Jack Selengue, a professor in UK's chemistry department, says Babbitt is indispensible to him and many of his colleagues. "Jeff has built virtually all of our vacuum lines and Schlenkware. He is able to build to our exact specifications, and often helps us design our apparatus. Jeff has modified many pieces of standard bench-top glassware, such as quartz cells for spectroscopy, with glass joints or stopcocks for inert atmosphere use. He even custom-builds our Dewar flasks (silvered 'thermos' bottles)."
Selengue adds that Babbitt is one of the top scientific glassblowers in the United States and that a major benefit of having him in the department is saving time. "Commercial glassware can take over a week to receive, even when it's in stock. Custom glassware can take months.
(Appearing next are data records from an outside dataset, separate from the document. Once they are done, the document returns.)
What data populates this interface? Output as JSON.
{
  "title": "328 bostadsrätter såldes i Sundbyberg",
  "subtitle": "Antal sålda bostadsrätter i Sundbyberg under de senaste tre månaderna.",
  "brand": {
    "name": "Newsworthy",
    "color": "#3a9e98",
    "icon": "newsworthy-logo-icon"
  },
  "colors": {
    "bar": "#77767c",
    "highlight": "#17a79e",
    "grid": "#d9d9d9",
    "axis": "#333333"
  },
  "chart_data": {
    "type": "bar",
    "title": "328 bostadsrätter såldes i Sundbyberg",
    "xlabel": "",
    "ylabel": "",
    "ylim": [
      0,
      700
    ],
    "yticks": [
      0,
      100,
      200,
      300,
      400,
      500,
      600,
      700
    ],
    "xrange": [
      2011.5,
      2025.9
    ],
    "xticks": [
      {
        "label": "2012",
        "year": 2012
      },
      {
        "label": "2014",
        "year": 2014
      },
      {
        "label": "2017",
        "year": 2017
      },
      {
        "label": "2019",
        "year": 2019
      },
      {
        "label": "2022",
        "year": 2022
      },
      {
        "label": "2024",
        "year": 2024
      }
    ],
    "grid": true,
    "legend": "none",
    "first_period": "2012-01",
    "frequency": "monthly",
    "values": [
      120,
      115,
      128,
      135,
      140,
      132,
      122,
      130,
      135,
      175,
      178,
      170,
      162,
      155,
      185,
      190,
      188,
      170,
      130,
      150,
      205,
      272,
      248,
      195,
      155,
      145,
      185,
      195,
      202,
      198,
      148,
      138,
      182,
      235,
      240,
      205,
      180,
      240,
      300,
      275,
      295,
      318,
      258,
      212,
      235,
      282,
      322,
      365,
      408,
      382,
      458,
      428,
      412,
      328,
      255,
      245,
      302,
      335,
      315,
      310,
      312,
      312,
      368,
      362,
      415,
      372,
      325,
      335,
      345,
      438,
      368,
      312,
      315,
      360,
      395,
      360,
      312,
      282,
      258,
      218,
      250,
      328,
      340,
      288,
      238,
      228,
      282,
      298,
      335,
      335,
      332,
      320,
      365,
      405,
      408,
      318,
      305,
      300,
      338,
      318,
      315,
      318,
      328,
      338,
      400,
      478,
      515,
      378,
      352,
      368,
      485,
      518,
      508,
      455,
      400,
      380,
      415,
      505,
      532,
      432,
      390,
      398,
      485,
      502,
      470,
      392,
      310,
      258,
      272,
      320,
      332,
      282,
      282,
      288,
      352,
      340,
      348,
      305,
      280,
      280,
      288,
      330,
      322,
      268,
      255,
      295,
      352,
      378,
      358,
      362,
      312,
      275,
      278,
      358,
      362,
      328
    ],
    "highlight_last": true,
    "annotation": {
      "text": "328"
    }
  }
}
Jeff can help us out quickly, sometimes the same day in emergency situations. He can also do on-the-spot repairs, seal glass sample tubes and do many other small jobs which we just couldn't get done without an on-site glassblower."
Babbitt has been a glassblower for over 20 years and learned, as many glassblowers have learned, from his father. "I grew up in Ann Arbor, Michigan, where my father worked as a glassblower, so I've been around it all my life," Babbitt says. "I started doing a little work with Dad when I was in junior high school and ended up doing my more formal apprenticeship in the chemistry department at the University of Michigan."
"Was I surprised my son went into glassblowing? Well, yes, I guess I was at first," says Babbitt's father Joel from his shop, Blue Dot Limited Inc., in Lexington, South Carolina. "I didn't know he was that interested until one day after high school he announced that he really wanted to get into it." Joel Babbitt says that Jeff "progressed very rapidly" in the art and seemed to have a natural talent for glassblowing.
When asked whether the son had reached the father's level of proficiency as a glassblower (Joel has invested over 40 years in the trade), Joel unhesitatingly says, "Oh, yes. Yes, indeed."
As rewarding as this work is, it's not without its dangers. Jeff Babbitt says that he's been both burnt and cut several times.
"I almost cut my finger off once," he says, adding that he had to have immediate microsurgery to sew the nerve back together after a "scoring accident" with a piece of tubing. And along the line of accidents Babbitt lists one final talent a glassblower needs to be successful--agility. "You learn to move real quickly when hot glass is coming at you."